Nevertheless, Democrats pressed witnesses to say what would happen if Congress eliminated the 340B program -- their cue to brag about the many services they can provide as a result of participation.

Banna, for example, cited her hospital's management of high-risk maternity patients, community outreach, oncology nurse navigators, and the fact that the hospitals passed on savings directly to patients.

Another witness from Johns Hopkins Hospital in Baltimore, spoke of investments in prevention such as educational programs for expectant mothers and installing railings in elderly patients' homes to prevent falls.

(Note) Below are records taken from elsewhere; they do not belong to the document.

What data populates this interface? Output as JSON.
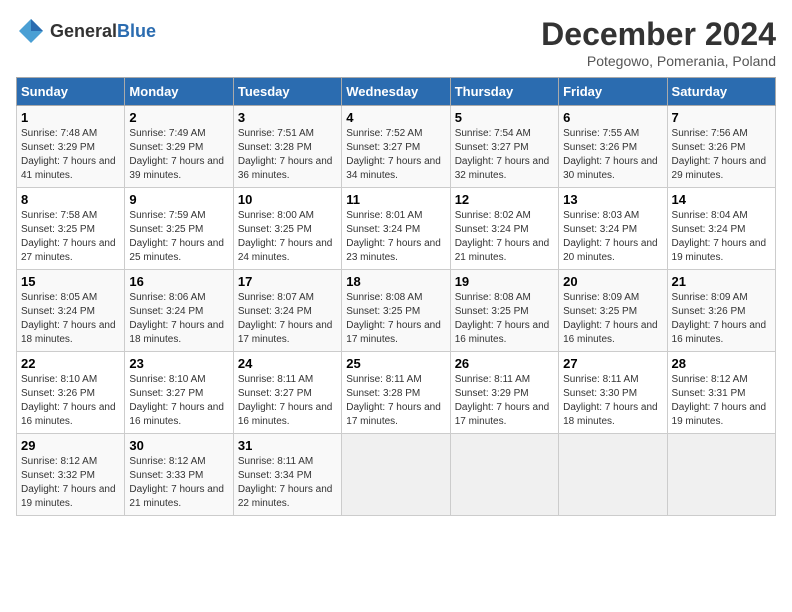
{
  "header": {
    "logo_general": "General",
    "logo_blue": "Blue",
    "month_title": "December 2024",
    "location": "Potegowo, Pomerania, Poland"
  },
  "days_of_week": [
    "Sunday",
    "Monday",
    "Tuesday",
    "Wednesday",
    "Thursday",
    "Friday",
    "Saturday"
  ],
  "weeks": [
    [
      {
        "day": "1",
        "sunrise": "7:48 AM",
        "sunset": "3:29 PM",
        "daylight": "7 hours and 41 minutes."
      },
      {
        "day": "2",
        "sunrise": "7:49 AM",
        "sunset": "3:29 PM",
        "daylight": "7 hours and 39 minutes."
      },
      {
        "day": "3",
        "sunrise": "7:51 AM",
        "sunset": "3:28 PM",
        "daylight": "7 hours and 36 minutes."
      },
      {
        "day": "4",
        "sunrise": "7:52 AM",
        "sunset": "3:27 PM",
        "daylight": "7 hours and 34 minutes."
      },
      {
        "day": "5",
        "sunrise": "7:54 AM",
        "sunset": "3:27 PM",
        "daylight": "7 hours and 32 minutes."
      },
      {
        "day": "6",
        "sunrise": "7:55 AM",
        "sunset": "3:26 PM",
        "daylight": "7 hours and 30 minutes."
      },
      {
        "day": "7",
        "sunrise": "7:56 AM",
        "sunset": "3:26 PM",
        "daylight": "7 hours and 29 minutes."
      }
    ],
    [
      {
        "day": "8",
        "sunrise": "7:58 AM",
        "sunset": "3:25 PM",
        "daylight": "7 hours and 27 minutes."
      },
      {
        "day": "9",
        "sunrise": "7:59 AM",
        "sunset": "3:25 PM",
        "daylight": "7 hours and 25 minutes."
      },
      {
        "day": "10",
        "sunrise": "8:00 AM",
        "sunset": "3:25 PM",
        "daylight": "7 hours and 24 minutes."
      },
      {
        "day": "11",
        "sunrise": "8:01 AM",
        "sunset": "3:24 PM",
        "daylight": "7 hours and 23 minutes."
      },
      {
        "day": "12",
        "sunrise": "8:02 AM",
        "sunset": "3:24 PM",
        "daylight": "7 hours and 21 minutes."
      },
      {
        "day": "13",
        "sunrise": "8:03 AM",
        "sunset": "3:24 PM",
        "daylight": "7 hours and 20 minutes."
      },
      {
        "day": "14",
        "sunrise": "8:04 AM",
        "sunset": "3:24 PM",
        "daylight": "7 hours and 19 minutes."
      }
    ],
    [
      {
        "day": "15",
        "sunrise": "8:05 AM",
        "sunset": "3:24 PM",
        "daylight": "7 hours and 18 minutes."
      },
      {
        "day": "16",
        "sunrise": "8:06 AM",
        "sunset": "3:24 PM",
        "daylight": "7 hours and 18 minutes."
      },
      {
        "day": "17",
        "sunrise": "8:07 AM",
        "sunset": "3:24 PM",
        "daylight": "7 hours and 17 minutes."
      },
      {
        "day": "18",
        "sunrise": "8:08 AM",
        "sunset": "3:25 PM",
        "daylight": "7 hours and 17 minutes."
      },
      {
        "day": "19",
        "sunrise": "8:08 AM",
        "sunset": "3:25 PM",
        "daylight": "7 hours and 16 minutes."
      },
      {
        "day": "20",
        "sunrise": "8:09 AM",
        "sunset": "3:25 PM",
        "daylight": "7 hours and 16 minutes."
      },
      {
        "day": "21",
        "sunrise": "8:09 AM",
        "sunset": "3:26 PM",
        "daylight": "7 hours and 16 minutes."
      }
    ],
    [
      {
        "day": "22",
        "sunrise": "8:10 AM",
        "sunset": "3:26 PM",
        "daylight": "7 hours and 16 minutes."
      },
      {
        "day": "23",
        "sunrise": "8:10 AM",
        "sunset": "3:27 PM",
        "daylight": "7 hours and 16 minutes."
      },
      {
        "day": "24",
        "sunrise": "8:11 AM",
        "sunset": "3:27 PM",
        "daylight": "7 hours and 16 minutes."
      },
      {
        "day": "25",
        "sunrise": "8:11 AM",
        "sunset": "3:28 PM",
        "daylight": "7 hours and 17 minutes."
      },
      {
        "day": "26",
        "sunrise": "8:11 AM",
        "sunset": "3:29 PM",
        "daylight": "7 hours and 17 minutes."
      },
      {
        "day": "27",
        "sunrise": "8:11 AM",
        "sunset": "3:30 PM",
        "daylight": "7 hours and 18 minutes."
      },
      {
        "day": "28",
        "sunrise": "8:12 AM",
        "sunset": "3:31 PM",
        "daylight": "7 hours and 19 minutes."
      }
    ],
    [
      {
        "day": "29",
        "sunrise": "8:12 AM",
        "sunset": "3:32 PM",
        "daylight": "7 hours and 19 minutes."
      },
      {
        "day": "30",
        "sunrise": "8:12 AM",
        "sunset": "3:33 PM",
        "daylight": "7 hours and 21 minutes."
      },
      {
        "day": "31",
        "sunrise": "8:11 AM",
        "sunset": "3:34 PM",
        "daylight": "7 hours and 22 minutes."
      },
      null,
      null,
      null,
      null
    ]
  ],
  "labels": {
    "sunrise": "Sunrise:",
    "sunset": "Sunset:",
    "daylight": "Daylight:"
  }
}
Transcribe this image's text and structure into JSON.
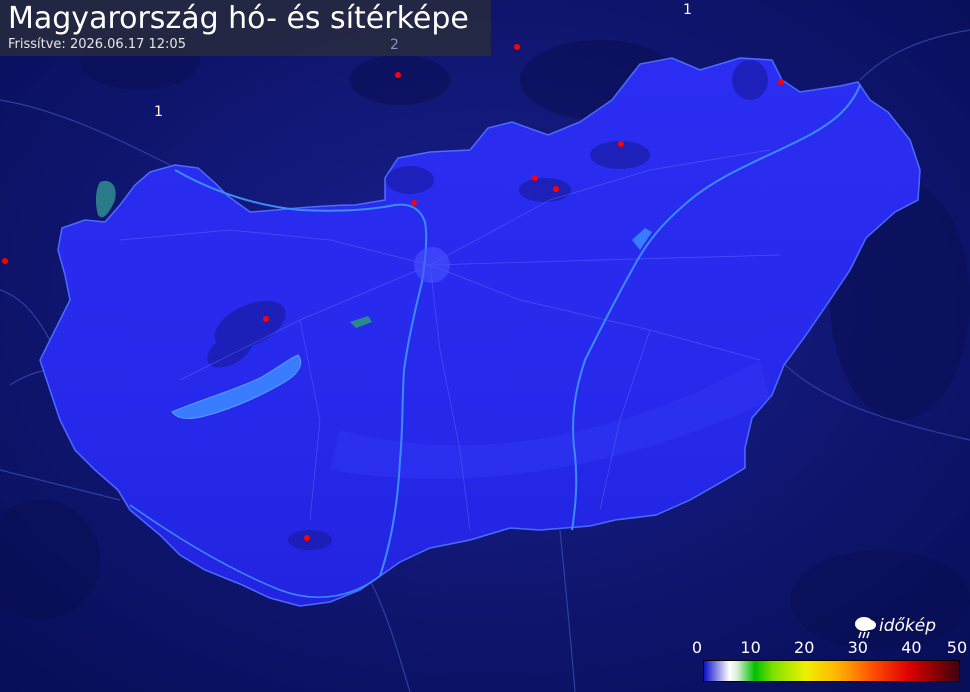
{
  "title": "Magyarország hó- és sítérképe",
  "updated": "Frissítve: 2026.06.17 12:05",
  "map_labels": [
    "1",
    "2",
    "1"
  ],
  "logo": {
    "text": "időkép",
    "icon": "cloud-icon"
  },
  "legend": {
    "ticks": [
      "0",
      "10",
      "20",
      "30",
      "40",
      "50"
    ],
    "colors": [
      "#0a10c8",
      "#ffffff",
      "#00c000",
      "#f0f000",
      "#ff5000",
      "#e00000",
      "#400010"
    ]
  },
  "colors": {
    "background": "#0a1266",
    "country_fill": "#2a2cf0",
    "lake": "#3a7cff",
    "station": "#ff0000"
  }
}
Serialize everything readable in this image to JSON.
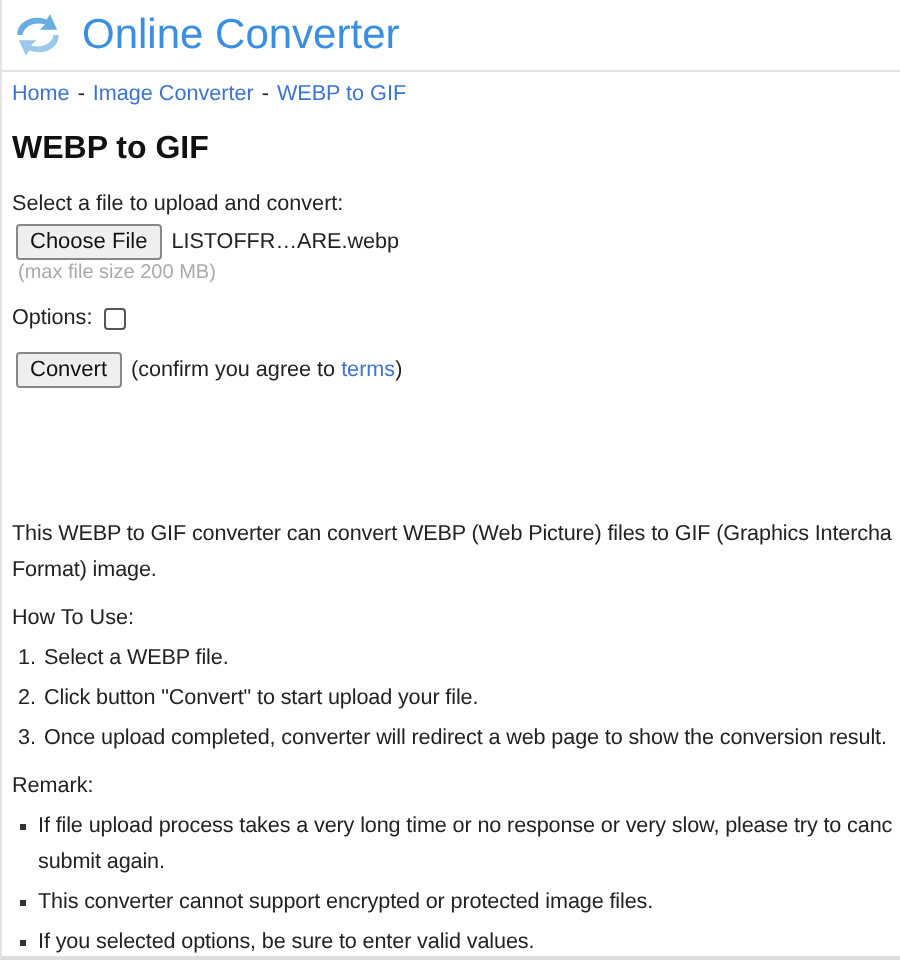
{
  "header": {
    "site_name": "Online Converter"
  },
  "breadcrumb": [
    {
      "label": "Home"
    },
    {
      "label": "Image Converter"
    },
    {
      "label": "WEBP to GIF"
    }
  ],
  "breadcrumb_separator": "-",
  "title": "WEBP to GIF",
  "upload": {
    "label": "Select a file to upload and convert:",
    "button": "Choose File",
    "file_name": "LISTOFFR…ARE.webp",
    "hint": "(max file size 200 MB)"
  },
  "options": {
    "label": "Options:",
    "checked": false
  },
  "convert": {
    "button": "Convert",
    "note_before": "(confirm you agree to ",
    "link": "terms",
    "note_after": ")"
  },
  "description": [
    "This WEBP to GIF converter can convert WEBP (Web Picture) files to GIF (Graphics Intercha",
    "Format) image."
  ],
  "how_to": {
    "heading": "How To Use:",
    "steps": [
      {
        "number": "1.",
        "lines": [
          "Select a WEBP file."
        ]
      },
      {
        "number": "2.",
        "lines": [
          "Click button \"Convert\" to start upload your file."
        ]
      },
      {
        "number": "3.",
        "lines": [
          "Once upload completed, converter will redirect a web page to show the conversion result."
        ]
      }
    ]
  },
  "remark": {
    "heading": "Remark:",
    "items": [
      {
        "lines": [
          "If file upload process takes a very long time or no response or very slow, please try to canc",
          "submit again."
        ]
      },
      {
        "lines": [
          "This converter cannot support encrypted or protected image files."
        ]
      },
      {
        "lines": [
          "If you selected options, be sure to enter valid values."
        ]
      }
    ]
  }
}
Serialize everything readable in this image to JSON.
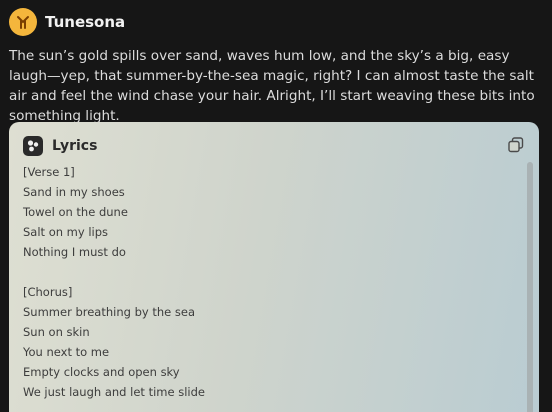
{
  "app": {
    "name": "Tunesona",
    "avatar_icon": "tunesona-logo-icon",
    "avatar_color": "#f4b63c"
  },
  "message": {
    "text": "The sun’s gold spills over sand, waves hum low, and the sky’s a big, easy laugh—yep, that summer-by-the-sea magic, right? I can almost taste the salt air and feel the wind chase your hair. Alright, I’ll start weaving these bits into something light."
  },
  "lyrics_card": {
    "title": "Lyrics",
    "icon": "lyrics-icon",
    "copy_icon": "copy-icon",
    "lines": [
      "[Verse 1]",
      "Sand in my shoes",
      "Towel on the dune",
      "Salt on my lips",
      "Nothing I must do",
      "",
      "[Chorus]",
      "Summer breathing by the sea",
      "Sun on skin",
      "You next to me",
      "Empty clocks and open sky",
      "We just laugh and let time slide"
    ]
  }
}
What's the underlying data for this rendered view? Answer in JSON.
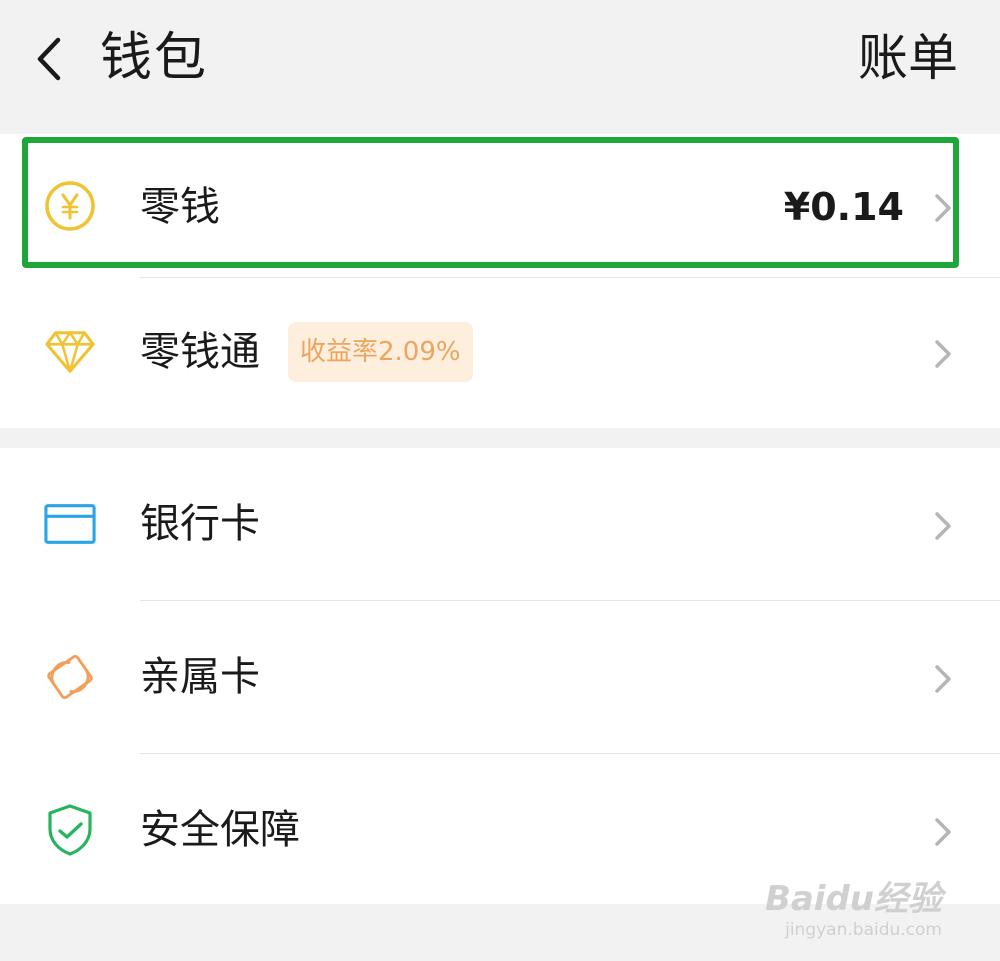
{
  "header": {
    "title": "钱包",
    "bill_label": "账单",
    "back_icon": "chevron-left-icon"
  },
  "wallet_section": {
    "items": [
      {
        "label": "零钱",
        "value": "¥0.14",
        "icon": "yuan-coin-icon",
        "icon_color": "#f1c232",
        "highlighted": true,
        "highlight_color": "#1fa63a"
      },
      {
        "label": "零钱通",
        "badge": "收益率2.09%",
        "icon": "diamond-icon",
        "icon_color": "#f1c232"
      }
    ]
  },
  "services_section": {
    "items": [
      {
        "label": "银行卡",
        "icon": "bank-card-icon",
        "icon_color": "#2aa4e6"
      },
      {
        "label": "亲属卡",
        "icon": "family-card-icon",
        "icon_color": "#f0a05a"
      },
      {
        "label": "安全保障",
        "icon": "shield-check-icon",
        "icon_color": "#26b55e"
      }
    ]
  },
  "watermark": {
    "brand": "Baidu经验",
    "url": "jingyan.baidu.com"
  }
}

On the issue of hospital consolidation Rep. Raul Ruiz, MD (D-Calif.), said, "The fact that clinics and hospitals are expanding to more communities is a good thing. The fact that you're bringing in ... oncology clinics, for example, that otherwise would be inaccessible through other healthcare systems into your mission driven hospital is a good thing ... The poor and struggling working families also getting cancer. They also need the medications. They also need care."

Rep. Diana DeGette (D-Colo.), ranking member for the subcommittee, compared the savings that each 340B entities achieved through the the program against the total uncompensated or charity care for the entity.

Northside Hospital, for example, produced $53 million in 340B savings, compared to the $370 million in charity care, it reported in 2016, DeGette said.

In more than a half-dozen other examples, 340B savings were only a fraction of the amount of charity care dispensed.

"From what this committee has seen [hospitals] don't seem to be lining their pockets. They're using the savings to provide critical care for the community and vulnerable populations," she said.

DeGette said that she was open to discussing what is and isn't "charity care" and making improvements in transparency.

"In doing so, we should not reduce the providers' ability to fulfill their missions and continue their important work."